12 thoughts on “A Brilliant Goodbye

  1. I’m more of a lawn flamingo person, myself.

    (That said, it’s entirely possible to have a burial that doesn’t cost umpty-ump dollars.)

  2. quite a fine way to go
    however my personal favorite remains
    Rasheed Roland Kirk’s

    he left instructions for his ashes
    to be very finely ground
    and mixed with a large quantity
    of prime herb
    which was to be smoked at a gathering
    of all his loved ones…

    ==============

    which is a bit like the boy
    who, when his security blanket
    was down to the size of a large postage stamp,
    ate it

  3. A long long time ago – probably when I was only barely a teenager, at best guess – I read something which concerned somebody who was accidentally buried when they weren’t quite dead. Not an uncommon story, by any means, but something about this one really stuck in the recesses of my psyche. I distinctly remember that for some reason the body was disinterred, and was found to have broken and torn fingers from clawing at the coffin lid…

    Ever since then, I’m damned if I’m going any other way than being burnt up – ideally on a pyre whilst laments are being sung and mead is being quaffed, but that might be a little unrealistic.

    And yes, the second part of Kill Bill did freak me the hell out.

    As to the main subject of the post, if there was ever a more suitable use of “It’s how he would have wanted it”, I can’t think of one.

  4. Ever since then, I’m damned if I’m going any other way than being burnt up

    Have you seen the X-Files episode “Hell Money”? ;)

  5. Ever since then, I’m damned if I’m going any other way than being burnt up

    Have you seen the X-Files episode “Hell Money”? ;)

    Or Scrooged?

    K

  6. Modern embalming kills you, just in case you weren’t dead (the death certificate prevents it from being murder, just in case you are dead). The first thing they do is sever the spine, with a knife.

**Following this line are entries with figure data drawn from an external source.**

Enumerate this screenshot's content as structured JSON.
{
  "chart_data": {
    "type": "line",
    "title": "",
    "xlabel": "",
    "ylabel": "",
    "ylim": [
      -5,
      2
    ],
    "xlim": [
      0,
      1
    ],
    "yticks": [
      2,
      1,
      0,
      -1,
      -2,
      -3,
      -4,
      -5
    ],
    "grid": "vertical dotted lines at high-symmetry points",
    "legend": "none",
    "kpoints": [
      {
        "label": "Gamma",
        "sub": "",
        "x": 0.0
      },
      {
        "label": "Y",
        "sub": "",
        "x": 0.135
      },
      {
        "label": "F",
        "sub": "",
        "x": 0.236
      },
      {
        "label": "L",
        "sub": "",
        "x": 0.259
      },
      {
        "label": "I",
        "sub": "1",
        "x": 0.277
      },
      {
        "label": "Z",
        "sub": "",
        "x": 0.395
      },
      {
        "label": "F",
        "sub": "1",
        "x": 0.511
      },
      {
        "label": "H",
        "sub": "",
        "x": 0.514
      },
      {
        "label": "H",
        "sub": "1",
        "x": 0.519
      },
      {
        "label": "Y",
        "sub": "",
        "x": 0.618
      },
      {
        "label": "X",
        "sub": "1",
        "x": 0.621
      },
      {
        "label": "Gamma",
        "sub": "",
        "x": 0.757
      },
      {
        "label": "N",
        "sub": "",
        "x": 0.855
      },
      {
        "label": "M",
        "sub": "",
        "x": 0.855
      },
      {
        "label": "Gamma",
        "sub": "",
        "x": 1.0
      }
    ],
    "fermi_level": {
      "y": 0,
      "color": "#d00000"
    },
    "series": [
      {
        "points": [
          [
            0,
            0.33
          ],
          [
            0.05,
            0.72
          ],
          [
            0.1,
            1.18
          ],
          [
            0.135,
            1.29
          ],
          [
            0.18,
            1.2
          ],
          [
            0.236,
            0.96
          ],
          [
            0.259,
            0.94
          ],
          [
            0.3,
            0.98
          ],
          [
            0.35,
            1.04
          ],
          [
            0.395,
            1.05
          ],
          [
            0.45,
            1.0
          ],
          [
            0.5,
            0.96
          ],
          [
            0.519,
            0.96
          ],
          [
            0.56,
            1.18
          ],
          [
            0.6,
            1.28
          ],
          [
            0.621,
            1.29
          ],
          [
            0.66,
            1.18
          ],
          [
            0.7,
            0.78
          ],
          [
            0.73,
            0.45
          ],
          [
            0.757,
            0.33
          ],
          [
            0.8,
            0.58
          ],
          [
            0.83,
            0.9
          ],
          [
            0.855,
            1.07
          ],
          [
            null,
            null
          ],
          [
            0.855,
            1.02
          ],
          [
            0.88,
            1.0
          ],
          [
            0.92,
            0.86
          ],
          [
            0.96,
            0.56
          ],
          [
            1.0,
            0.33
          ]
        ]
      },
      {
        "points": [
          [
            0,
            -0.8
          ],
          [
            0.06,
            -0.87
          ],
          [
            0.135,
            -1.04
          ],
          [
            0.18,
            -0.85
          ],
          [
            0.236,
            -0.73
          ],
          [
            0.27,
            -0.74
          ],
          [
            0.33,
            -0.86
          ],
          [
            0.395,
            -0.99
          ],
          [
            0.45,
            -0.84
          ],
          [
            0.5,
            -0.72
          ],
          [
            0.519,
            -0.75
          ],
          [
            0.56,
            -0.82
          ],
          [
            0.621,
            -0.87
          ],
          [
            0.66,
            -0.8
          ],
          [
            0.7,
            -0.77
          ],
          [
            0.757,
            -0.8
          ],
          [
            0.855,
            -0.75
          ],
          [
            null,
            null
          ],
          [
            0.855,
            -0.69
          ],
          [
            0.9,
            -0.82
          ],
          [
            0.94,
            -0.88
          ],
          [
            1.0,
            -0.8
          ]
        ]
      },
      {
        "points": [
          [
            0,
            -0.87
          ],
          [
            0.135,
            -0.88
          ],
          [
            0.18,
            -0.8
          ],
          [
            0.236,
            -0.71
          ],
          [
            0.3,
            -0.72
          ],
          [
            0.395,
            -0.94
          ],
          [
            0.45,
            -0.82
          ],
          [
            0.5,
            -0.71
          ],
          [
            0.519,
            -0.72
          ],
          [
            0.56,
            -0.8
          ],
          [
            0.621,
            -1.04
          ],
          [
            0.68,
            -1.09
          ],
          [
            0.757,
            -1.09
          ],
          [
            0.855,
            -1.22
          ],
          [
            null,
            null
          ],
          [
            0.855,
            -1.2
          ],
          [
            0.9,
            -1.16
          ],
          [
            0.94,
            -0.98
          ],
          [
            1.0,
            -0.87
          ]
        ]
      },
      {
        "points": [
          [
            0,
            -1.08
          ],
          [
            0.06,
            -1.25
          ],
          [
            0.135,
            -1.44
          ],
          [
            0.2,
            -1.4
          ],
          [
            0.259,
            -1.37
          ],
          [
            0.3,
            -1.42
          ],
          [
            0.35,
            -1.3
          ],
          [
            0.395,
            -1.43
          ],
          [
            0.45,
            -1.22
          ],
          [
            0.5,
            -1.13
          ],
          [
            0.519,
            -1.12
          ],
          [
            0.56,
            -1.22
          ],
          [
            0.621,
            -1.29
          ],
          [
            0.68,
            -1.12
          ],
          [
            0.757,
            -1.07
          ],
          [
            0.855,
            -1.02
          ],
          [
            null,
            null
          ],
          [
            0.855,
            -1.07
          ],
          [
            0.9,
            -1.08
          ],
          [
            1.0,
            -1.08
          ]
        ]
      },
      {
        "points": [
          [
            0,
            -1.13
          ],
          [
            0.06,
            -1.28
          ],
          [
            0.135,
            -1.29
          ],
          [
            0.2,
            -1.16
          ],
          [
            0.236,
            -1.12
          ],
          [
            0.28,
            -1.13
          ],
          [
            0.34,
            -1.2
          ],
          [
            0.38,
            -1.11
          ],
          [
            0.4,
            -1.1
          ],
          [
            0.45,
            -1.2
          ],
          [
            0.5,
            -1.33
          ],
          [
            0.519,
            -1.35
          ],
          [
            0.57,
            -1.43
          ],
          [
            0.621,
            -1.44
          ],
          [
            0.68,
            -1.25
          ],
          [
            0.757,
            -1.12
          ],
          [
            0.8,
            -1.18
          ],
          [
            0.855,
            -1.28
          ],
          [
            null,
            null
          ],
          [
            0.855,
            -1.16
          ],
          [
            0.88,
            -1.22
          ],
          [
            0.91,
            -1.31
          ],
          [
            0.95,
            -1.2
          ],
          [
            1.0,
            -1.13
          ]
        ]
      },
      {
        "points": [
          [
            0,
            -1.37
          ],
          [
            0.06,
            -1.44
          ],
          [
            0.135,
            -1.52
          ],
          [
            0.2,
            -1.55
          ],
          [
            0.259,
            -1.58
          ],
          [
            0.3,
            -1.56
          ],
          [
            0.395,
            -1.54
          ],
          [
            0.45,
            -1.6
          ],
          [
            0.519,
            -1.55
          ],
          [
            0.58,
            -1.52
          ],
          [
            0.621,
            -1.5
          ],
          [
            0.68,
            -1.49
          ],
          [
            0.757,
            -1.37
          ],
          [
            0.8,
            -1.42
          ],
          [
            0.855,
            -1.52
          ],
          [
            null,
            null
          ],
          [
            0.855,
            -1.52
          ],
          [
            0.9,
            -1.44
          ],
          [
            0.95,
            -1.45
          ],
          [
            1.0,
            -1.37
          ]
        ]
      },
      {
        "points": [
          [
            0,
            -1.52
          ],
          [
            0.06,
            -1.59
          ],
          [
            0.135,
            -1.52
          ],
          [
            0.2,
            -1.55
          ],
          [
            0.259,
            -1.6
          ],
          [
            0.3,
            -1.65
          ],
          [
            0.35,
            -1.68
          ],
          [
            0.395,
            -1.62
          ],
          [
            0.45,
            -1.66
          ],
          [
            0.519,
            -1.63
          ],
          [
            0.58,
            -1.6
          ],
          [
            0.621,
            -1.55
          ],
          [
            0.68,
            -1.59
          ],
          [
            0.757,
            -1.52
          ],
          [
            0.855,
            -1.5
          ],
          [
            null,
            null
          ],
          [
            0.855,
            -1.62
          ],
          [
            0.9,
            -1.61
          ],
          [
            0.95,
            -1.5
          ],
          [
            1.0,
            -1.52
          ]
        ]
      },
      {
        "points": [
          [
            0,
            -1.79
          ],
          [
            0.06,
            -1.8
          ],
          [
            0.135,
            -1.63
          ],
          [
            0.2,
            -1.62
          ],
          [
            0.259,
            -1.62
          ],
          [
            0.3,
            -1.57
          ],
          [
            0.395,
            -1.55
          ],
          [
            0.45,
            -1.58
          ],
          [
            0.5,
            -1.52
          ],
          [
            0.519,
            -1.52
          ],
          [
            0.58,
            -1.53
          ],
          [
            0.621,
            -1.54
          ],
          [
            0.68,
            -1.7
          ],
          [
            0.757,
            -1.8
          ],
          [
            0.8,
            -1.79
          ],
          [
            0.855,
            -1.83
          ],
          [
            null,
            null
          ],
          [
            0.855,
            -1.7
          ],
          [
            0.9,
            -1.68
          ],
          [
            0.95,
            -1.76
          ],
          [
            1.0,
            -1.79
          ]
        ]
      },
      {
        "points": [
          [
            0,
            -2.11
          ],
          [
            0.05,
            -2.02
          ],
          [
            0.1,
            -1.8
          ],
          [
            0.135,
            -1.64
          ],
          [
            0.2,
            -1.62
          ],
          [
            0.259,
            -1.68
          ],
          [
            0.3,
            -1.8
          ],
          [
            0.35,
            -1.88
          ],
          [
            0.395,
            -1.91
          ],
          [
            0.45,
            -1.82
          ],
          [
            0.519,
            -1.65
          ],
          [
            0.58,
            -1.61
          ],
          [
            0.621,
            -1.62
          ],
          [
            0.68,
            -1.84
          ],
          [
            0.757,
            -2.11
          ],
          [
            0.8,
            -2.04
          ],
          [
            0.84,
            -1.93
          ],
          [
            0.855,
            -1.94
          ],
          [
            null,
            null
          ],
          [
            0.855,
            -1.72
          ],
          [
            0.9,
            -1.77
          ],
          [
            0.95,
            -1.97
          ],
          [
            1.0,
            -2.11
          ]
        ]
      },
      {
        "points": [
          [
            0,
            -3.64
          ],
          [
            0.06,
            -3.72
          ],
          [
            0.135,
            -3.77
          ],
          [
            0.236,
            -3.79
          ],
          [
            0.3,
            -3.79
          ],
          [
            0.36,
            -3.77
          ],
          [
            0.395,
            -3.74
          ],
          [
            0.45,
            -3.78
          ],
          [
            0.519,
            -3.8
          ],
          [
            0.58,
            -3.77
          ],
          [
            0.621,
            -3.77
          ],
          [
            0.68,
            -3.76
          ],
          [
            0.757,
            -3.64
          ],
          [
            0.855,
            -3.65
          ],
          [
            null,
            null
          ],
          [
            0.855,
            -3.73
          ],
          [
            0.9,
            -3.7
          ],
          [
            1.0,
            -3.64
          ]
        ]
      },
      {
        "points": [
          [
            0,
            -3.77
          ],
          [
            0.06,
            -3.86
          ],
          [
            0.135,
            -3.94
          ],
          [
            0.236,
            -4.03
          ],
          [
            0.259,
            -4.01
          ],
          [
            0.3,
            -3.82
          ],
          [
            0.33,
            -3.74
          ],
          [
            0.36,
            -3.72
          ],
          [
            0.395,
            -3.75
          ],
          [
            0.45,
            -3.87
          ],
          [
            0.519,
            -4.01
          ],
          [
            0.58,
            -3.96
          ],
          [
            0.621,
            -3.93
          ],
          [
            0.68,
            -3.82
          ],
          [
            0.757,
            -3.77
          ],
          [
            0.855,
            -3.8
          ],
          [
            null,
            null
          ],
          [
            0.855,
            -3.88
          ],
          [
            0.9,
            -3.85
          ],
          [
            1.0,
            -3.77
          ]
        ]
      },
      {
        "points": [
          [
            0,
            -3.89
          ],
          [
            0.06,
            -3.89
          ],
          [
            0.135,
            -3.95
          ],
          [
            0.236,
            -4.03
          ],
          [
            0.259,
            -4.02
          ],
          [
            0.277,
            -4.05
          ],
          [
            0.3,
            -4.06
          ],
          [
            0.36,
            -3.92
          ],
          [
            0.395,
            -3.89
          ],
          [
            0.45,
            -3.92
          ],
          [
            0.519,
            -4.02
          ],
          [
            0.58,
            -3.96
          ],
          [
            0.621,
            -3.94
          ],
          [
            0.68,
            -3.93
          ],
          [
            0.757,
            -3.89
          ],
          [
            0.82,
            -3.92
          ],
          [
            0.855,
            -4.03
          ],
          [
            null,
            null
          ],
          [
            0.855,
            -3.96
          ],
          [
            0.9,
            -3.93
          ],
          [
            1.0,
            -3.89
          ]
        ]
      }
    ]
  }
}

    After that the chemicals pretty much make certain.

    For those, like myself, who have religious/philosophical objections to embalming, well you pays your money, you takes your chances.

    Maia’s grandfather was cremated. We have a few bits of him on the shelf. A small bit of his ashes were made into a pottery glaze and used on a pot she made. Her mother did the same.

    It came out sharp, cranky and corssgrained, much as he was when he died.

    If I get cremated, I want something similar done. I know we will be doing that when her mother passes (God forbid it be anytime soon).

    TK

  7. My wife won’t go for it, but I thought i’d be cool to be cremated and then have my ashes mixed in with steel to form the carbon-steel blade of a broadsword.

    Is that your father’s sword?

    No, that sword is my father.

  8. I’ve always been a donate my body for spare parts and med students guy. Hopefully, I’ll be saving lives or at least improving them, and a last-act burst of good kharma can’t hurt. Then, my friends and family can take the money they would have spent on a cremation or funeral and have a grand wake, or donate money in my name to charity, or whatever they feel they need to do…

  9. the “taking photos of a stolen garden gnome
    and sending them to the owner” is actually a plot
    part of the french movie “amelie”.

    which i am sure scalzi knows, i am just plugging
    the movie which is quite charming.

  10. My father died this spring and he was cremated, according to his wishes. I always thought cremation would be cheap, but the whole thing still cost over $1,000–and that was bare-bones, no service, basic black box cremation. I cannot imagine the amount of money that goes into that business. The thing that really amazed me was the amount of money the newspapers get from publishing obituaries. We only ran a few lines and that was over $100. Those obituaries that run the length of a page must cost a fortune.

  11. My husband Lyndon told me that he wanted to be cremated and have his ashes buried under an oak tree in his home village. But he also wanted me to keep some of his ashes so that he’d always be with me.

    “Not a problem. Do you mind if I change them into a diamond and wear them in a ring?” I asked.

    After his eyeballs retracted, I explained about LifeGem, a company that will take cremated ashes, extract the carbon from them, and use it to make man-made blue and yellow diamonds. He liked the idea, so 8 oz. of his ashes will eventually be turned into a blue diamond.